Given data:

Survey A asked 1000 people how they liked the new movie Avengers: Endgame and \(\displaystyle{88}\%\) said they did enjoy it.

Survey B also concluded that \(\displaystyle{82}\%\) of people liked the move but they asked 1600 total moviegoers.

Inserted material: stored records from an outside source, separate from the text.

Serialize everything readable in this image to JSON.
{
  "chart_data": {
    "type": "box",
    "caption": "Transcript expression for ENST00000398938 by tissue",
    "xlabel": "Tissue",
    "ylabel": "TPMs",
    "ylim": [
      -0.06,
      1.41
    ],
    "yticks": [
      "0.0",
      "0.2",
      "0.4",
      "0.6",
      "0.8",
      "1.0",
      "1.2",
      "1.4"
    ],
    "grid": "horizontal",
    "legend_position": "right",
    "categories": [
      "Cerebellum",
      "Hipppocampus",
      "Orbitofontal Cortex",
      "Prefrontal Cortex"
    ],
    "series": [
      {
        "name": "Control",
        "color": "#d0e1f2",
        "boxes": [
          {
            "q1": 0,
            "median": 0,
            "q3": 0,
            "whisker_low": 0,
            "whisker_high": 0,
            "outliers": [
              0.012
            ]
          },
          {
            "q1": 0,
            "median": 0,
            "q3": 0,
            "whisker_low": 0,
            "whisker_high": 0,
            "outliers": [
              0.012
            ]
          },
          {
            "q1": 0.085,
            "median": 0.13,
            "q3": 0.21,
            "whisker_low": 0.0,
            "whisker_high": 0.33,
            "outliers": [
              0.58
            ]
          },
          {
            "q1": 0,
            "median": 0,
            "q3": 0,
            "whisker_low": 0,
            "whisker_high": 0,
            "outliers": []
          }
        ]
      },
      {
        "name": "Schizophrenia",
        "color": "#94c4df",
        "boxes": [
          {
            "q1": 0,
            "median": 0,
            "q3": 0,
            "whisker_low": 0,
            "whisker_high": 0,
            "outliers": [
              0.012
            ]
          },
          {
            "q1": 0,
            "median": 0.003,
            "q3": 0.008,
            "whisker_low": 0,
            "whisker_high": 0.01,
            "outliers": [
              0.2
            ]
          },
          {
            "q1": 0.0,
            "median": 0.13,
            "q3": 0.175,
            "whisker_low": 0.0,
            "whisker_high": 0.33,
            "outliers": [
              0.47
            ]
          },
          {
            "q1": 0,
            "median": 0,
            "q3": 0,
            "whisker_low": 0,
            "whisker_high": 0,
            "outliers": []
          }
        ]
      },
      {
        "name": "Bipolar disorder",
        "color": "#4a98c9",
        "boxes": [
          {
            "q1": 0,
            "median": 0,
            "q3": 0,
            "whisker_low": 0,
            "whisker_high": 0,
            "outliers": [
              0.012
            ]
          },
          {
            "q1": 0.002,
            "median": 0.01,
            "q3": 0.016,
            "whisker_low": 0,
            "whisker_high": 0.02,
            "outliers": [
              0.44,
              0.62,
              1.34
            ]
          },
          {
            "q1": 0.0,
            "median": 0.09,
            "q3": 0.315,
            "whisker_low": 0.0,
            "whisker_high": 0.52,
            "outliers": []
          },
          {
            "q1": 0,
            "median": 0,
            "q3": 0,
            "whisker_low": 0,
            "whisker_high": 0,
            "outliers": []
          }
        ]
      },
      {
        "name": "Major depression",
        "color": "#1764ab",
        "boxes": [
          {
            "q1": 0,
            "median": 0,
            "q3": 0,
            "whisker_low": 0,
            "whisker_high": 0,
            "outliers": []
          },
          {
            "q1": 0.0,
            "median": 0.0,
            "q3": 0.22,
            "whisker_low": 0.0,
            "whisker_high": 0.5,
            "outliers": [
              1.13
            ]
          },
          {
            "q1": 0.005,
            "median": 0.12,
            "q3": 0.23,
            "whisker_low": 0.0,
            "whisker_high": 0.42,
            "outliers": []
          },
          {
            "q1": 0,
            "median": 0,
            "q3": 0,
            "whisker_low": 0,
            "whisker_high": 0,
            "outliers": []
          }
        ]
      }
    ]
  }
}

Confidence interval for Survey A

CI(Proportion) \(\displaystyle={\left(\hat{{{p}}}-{z}_{{{c}}}\sqrt{{{\frac{{\hat{{{p}}}{\left({1}-\hat{{{p}}}\right)}}}{{{n}}}}}},\hat{{{p}}}+{z}_{{{c}}}\sqrt{{{\frac{{\hat{{{p}}}{\left({1}-\hat{{{p}}}\right)}}}{{{n}}}}}}\right)}\)

\(\displaystyle={\left({0.88}-{1.96}\times\sqrt{{{\frac{{{0.88}{\left({1}-{0.88}\right)}}}{{{1000}}}}}},{0.88}+{1.96}\times\sqrt{{{\frac{{{0.88}{\left({1}-{0.88}\right)}}}{{{1000}}}}}}\right)}\)

\(\displaystyle={\left({0.86},{0.9}\right)}\)

Confidence interval for Survey B

CI(Proportion) \(\displaystyle={\left(\hat{{{p}}}-{z}_{{{c}}}\sqrt{{{\frac{{\hat{{{p}}}{\left({1}-\hat{{{p}}}\right)}}}{{{n}}}}}},\hat{{{p}}}+{z}_{{{c}}}\sqrt{{{\frac{{\hat{{{p}}}{\left({1}-\hat{{{p}}}\right)}}}{{{n}}}}}}\right)}\)

\(\displaystyle={\left({0.82}-{1.96}\times\sqrt{{{\frac{{{0.82}{\left({1}-{0.82}\right)}}}{{{1600}}}}}},{0.82}+{1.96}\times\sqrt{{{\frac{{{0.82}{\left({1}-{0.82}\right)}}}{{{1600}}}}}}\right)}\)

\(\displaystyle={\left({0.801},{0.839}\right)}\)

Answer:

2. The confidence interval is smaller for Survey B.